Classical Guitar for children: what to expect from children in music lessons

As a parent, it's important that you know answers to certain questions that you have when first enrolling your child for music lessons. First of all, you're in the small percentage of parents that take the initiative to invest in early music education for their children -putting them way ahead of their peers.

How long should my child practice?

I think a healthy practice time for a beginner is 20-30 minutes of fun exercises and real musical practice 4-5 days a week. It's important that the child recognizes that practicing is simply a normal daily routine in order for that child to benefit the most out of his or her music education. Any more than half an hour for a child that is still in elementary school can be difficult simply because it takes lots of high energy and mental stimulation to keep a child interested in learning something like an instrument for long periods of time. Even as adults we can only sit and do one task for so long before we feel the need to stand up and stretch or change up the activity we're engaged in. To a certain extent, our high-speed internet smart phone culture has certainly complimented this lowered attention span in a lot of us. So, really focusing in on a particular activity for a burst of half 20-30 minutes is a great tool that consumes little time for your busy daily schedule. 

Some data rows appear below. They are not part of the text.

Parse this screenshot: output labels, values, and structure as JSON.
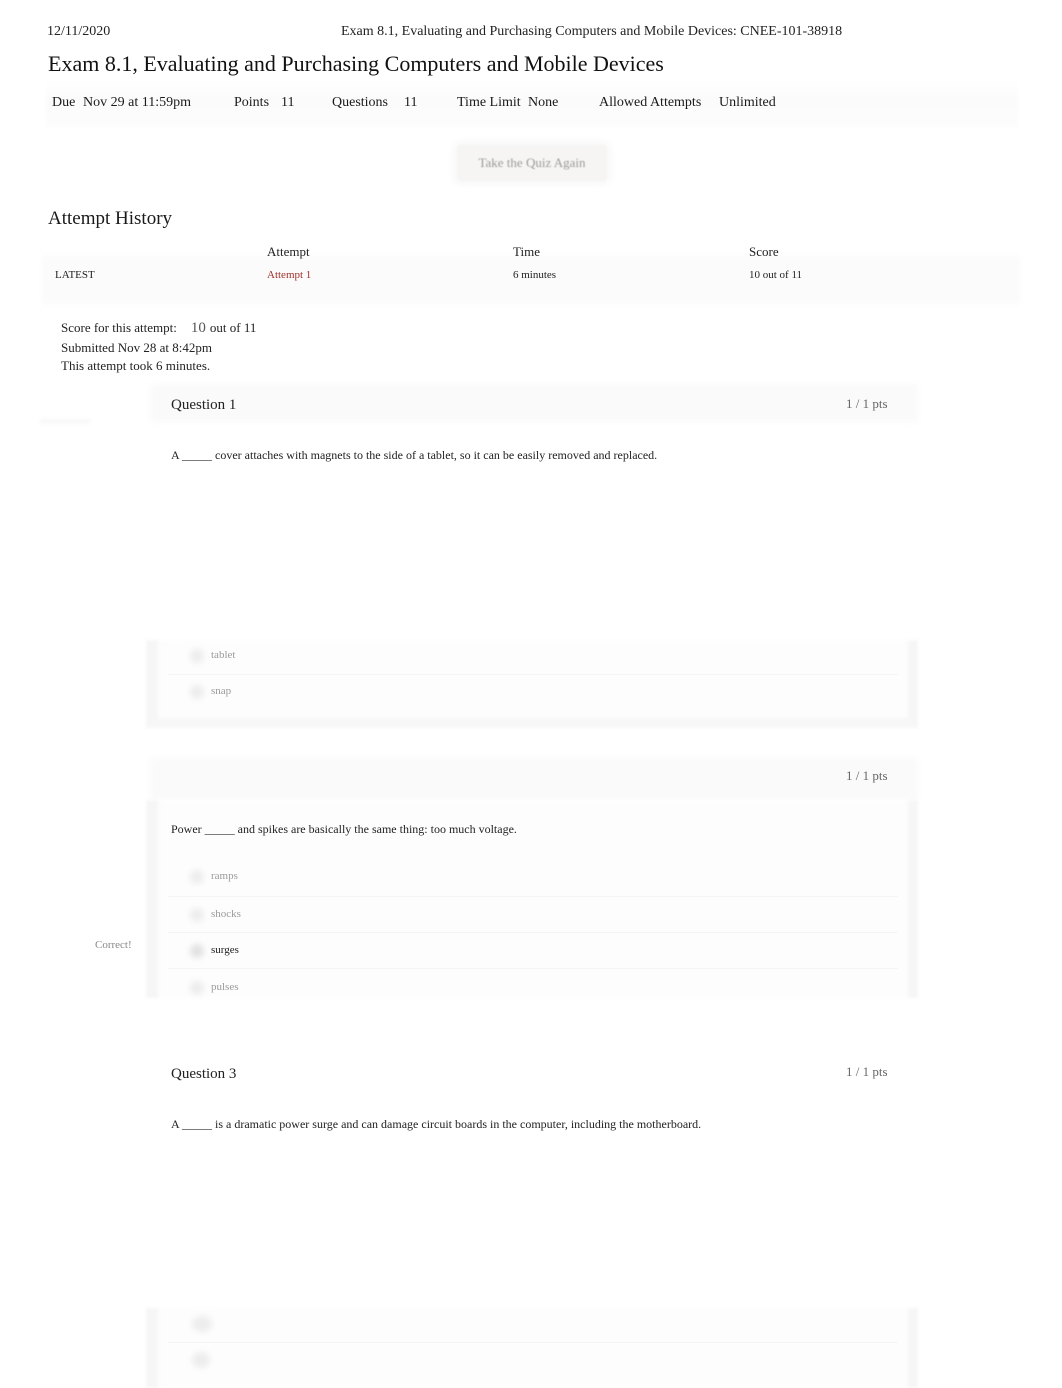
{
  "print_header": {
    "date": "12/11/2020",
    "title": "Exam 8.1, Evaluating and Purchasing Computers and Mobile Devices: CNEE-101-38918"
  },
  "page_title": "Exam 8.1, Evaluating and Purchasing Computers and Mobile Devices",
  "details": {
    "due_label": "Due",
    "due_value": "Nov 29 at 11:59pm",
    "points_label": "Points",
    "points_value": "11",
    "questions_label": "Questions",
    "questions_value": "11",
    "time_limit_label": "Time Limit",
    "time_limit_value": "None",
    "allowed_attempts_label": "Allowed Attempts",
    "allowed_attempts_value": "Unlimited"
  },
  "take_quiz_button": "Take the Quiz Again",
  "attempt_history": {
    "title": "Attempt History",
    "columns": [
      "",
      "Attempt",
      "Time",
      "Score"
    ],
    "rows": [
      {
        "tag": "LATEST",
        "attempt": "Attempt 1",
        "time": "6 minutes",
        "score": "10 out of 11"
      }
    ]
  },
  "attempt_summary": {
    "score_label": "Score for this attempt:",
    "score_value": "10",
    "score_out_of": "out of 11",
    "submitted": "Submitted Nov 28 at 8:42pm",
    "duration": "This attempt took 6 minutes."
  },
  "questions": [
    {
      "title": "Question 1",
      "points": "1 / 1 pts",
      "text": "A _____ cover attaches with magnets to the side of a tablet, so it can be easily removed and replaced.",
      "answers": [
        {
          "label": "tablet",
          "selected": false
        },
        {
          "label": "snap",
          "selected": false
        }
      ]
    },
    {
      "title": "",
      "points": "1 / 1 pts",
      "text": "Power _____ and spikes are basically the same thing: too much voltage.",
      "feedback": "Correct!",
      "answers": [
        {
          "label": "ramps",
          "selected": false
        },
        {
          "label": "shocks",
          "selected": false
        },
        {
          "label": "surges",
          "selected": true
        },
        {
          "label": "pulses",
          "selected": false
        }
      ]
    },
    {
      "title": "Question 3",
      "points": "1 / 1 pts",
      "text": "A _____ is a dramatic power surge and can damage circuit boards in the computer, including the motherboard.",
      "answers": [
        {
          "label": "",
          "selected": false
        },
        {
          "label": "",
          "selected": false
        }
      ]
    }
  ],
  "colors": {
    "link": "#a3302a",
    "muted_text": "#9a9a9a",
    "points_text": "#666666"
  }
}
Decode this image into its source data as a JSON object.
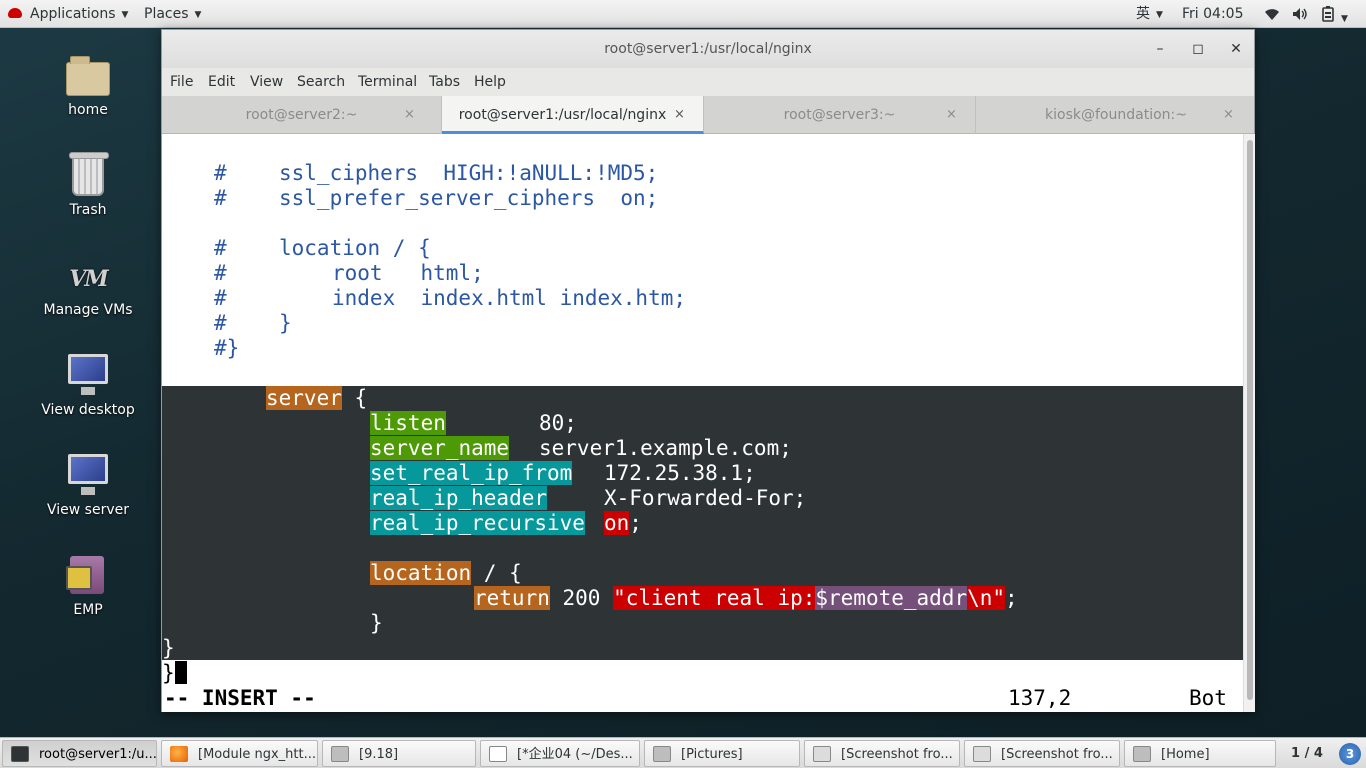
{
  "top_panel": {
    "applications": "Applications",
    "places": "Places",
    "input_method": "英",
    "clock": "Fri 04:05"
  },
  "desktop_icons": [
    {
      "label": "home",
      "icon": "home-folder-icon"
    },
    {
      "label": "Trash",
      "icon": "trash-icon"
    },
    {
      "label": "Manage VMs",
      "icon": "vm-icon"
    },
    {
      "label": "View desktop",
      "icon": "monitor-icon"
    },
    {
      "label": "View server",
      "icon": "monitor-icon"
    },
    {
      "label": "EMP",
      "icon": "emp-icon"
    }
  ],
  "terminal": {
    "title": "root@server1:/usr/local/nginx",
    "menu": [
      "File",
      "Edit",
      "View",
      "Search",
      "Terminal",
      "Tabs",
      "Help"
    ],
    "tabs": [
      {
        "label": "root@server2:~",
        "active": false
      },
      {
        "label": "root@server1:/usr/local/nginx",
        "active": true
      },
      {
        "label": "root@server3:~",
        "active": false
      },
      {
        "label": "kiosk@foundation:~",
        "active": false
      }
    ],
    "close_glyph": "×",
    "lines": {
      "l1_hash": "#",
      "l1_text": "ssl_ciphers  HIGH:!aNULL:!MD5;",
      "l2_hash": "#",
      "l2_text": "ssl_prefer_server_ciphers  on;",
      "l3_hash": "#",
      "l3_text": "location / {",
      "l4_hash": "#",
      "l4_text": "root   html;",
      "l5_hash": "#",
      "l5_text": "index  index.html index.htm;",
      "l6_hash": "#",
      "l6_text": "}",
      "l7_text": "#}",
      "server_kw": "server",
      "server_brace": " {",
      "listen_kw": "listen",
      "listen_val": "80;",
      "server_name_kw": "server_name",
      "server_name_val": "server1.example.com;",
      "set_real_ip_kw": "set_real_ip_from",
      "set_real_ip_val": "172.25.38.1;",
      "real_ip_header_kw": "real_ip_header",
      "real_ip_header_val": "X-Forwarded-For;",
      "real_ip_recursive_kw": "real_ip_recursive",
      "real_ip_recursive_val": "on",
      "semicolon": ";",
      "location_kw": "location",
      "location_rest": " / {",
      "return_kw": "return",
      "return_code": " 200 ",
      "return_str_a": "\"client real ip:",
      "return_var": "$remote_addr",
      "return_str_b": "\\n\"",
      "inner_close": "}",
      "server_close": "}",
      "last_close": "}"
    },
    "status": {
      "mode": "-- INSERT --",
      "position": "137,2",
      "scroll": "Bot"
    }
  },
  "taskbar": {
    "tasks": [
      {
        "label": "root@server1:/u...",
        "icon": "terminal-icon",
        "active": true
      },
      {
        "label": "[Module ngx_htt...",
        "icon": "firefox-icon",
        "active": false
      },
      {
        "label": "[9.18]",
        "icon": "window-icon",
        "active": false
      },
      {
        "label": "[*企业04 (~/Des...",
        "icon": "editor-icon",
        "active": false
      },
      {
        "label": "[Pictures]",
        "icon": "folder-icon",
        "active": false
      },
      {
        "label": "[Screenshot fro...",
        "icon": "screenshot-icon",
        "active": false
      },
      {
        "label": "[Screenshot fro...",
        "icon": "screenshot-icon",
        "active": false
      },
      {
        "label": "[Home]",
        "icon": "folder-icon",
        "active": false
      }
    ],
    "pager": "1 / 4",
    "notifications": "3"
  }
}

What kinds of songs should my child be learning?

This is a question that ultimately arises out of the belief that the most important and worthy study in music is the study of classical music. Classical Music IS NOT the end means of taking lessons. A child's music education should foremost be based on the roots of songs that are familiar to that child. Nursery rhymes, the Happy Birthday Song, Row Row Row Your Boat, are all great examples of melodies that any child can recognize. Starting the basics of an instrument learning these songs and connecting them with important educational aspects of music (like reading notation) is by far the best way to ensure that your child's musical development will be stimulating and effective.

How can I help my child? 

As a parent you absolutely want to feel some kind of efficacy and assistance with your child as they start something new in their life. The absolute best thing that parents can do to engage with their children is to sit in lessons and learn with the child! Even if you're not looking to learn an instrument yourself, there are many things that you can do as a parent during the beginning stage of your child's enrollment. First, sitting in the first few lessons with your child helps the child overcome any anxiety or behavioral complications that arise from meeting someone new. Having your presence in the room with the child boosts the child's confidence and can facilitate the learning process. Second, learn the material that is covered during the lesson yourself! Educate yourself along the way so that any homework given can be done with the child.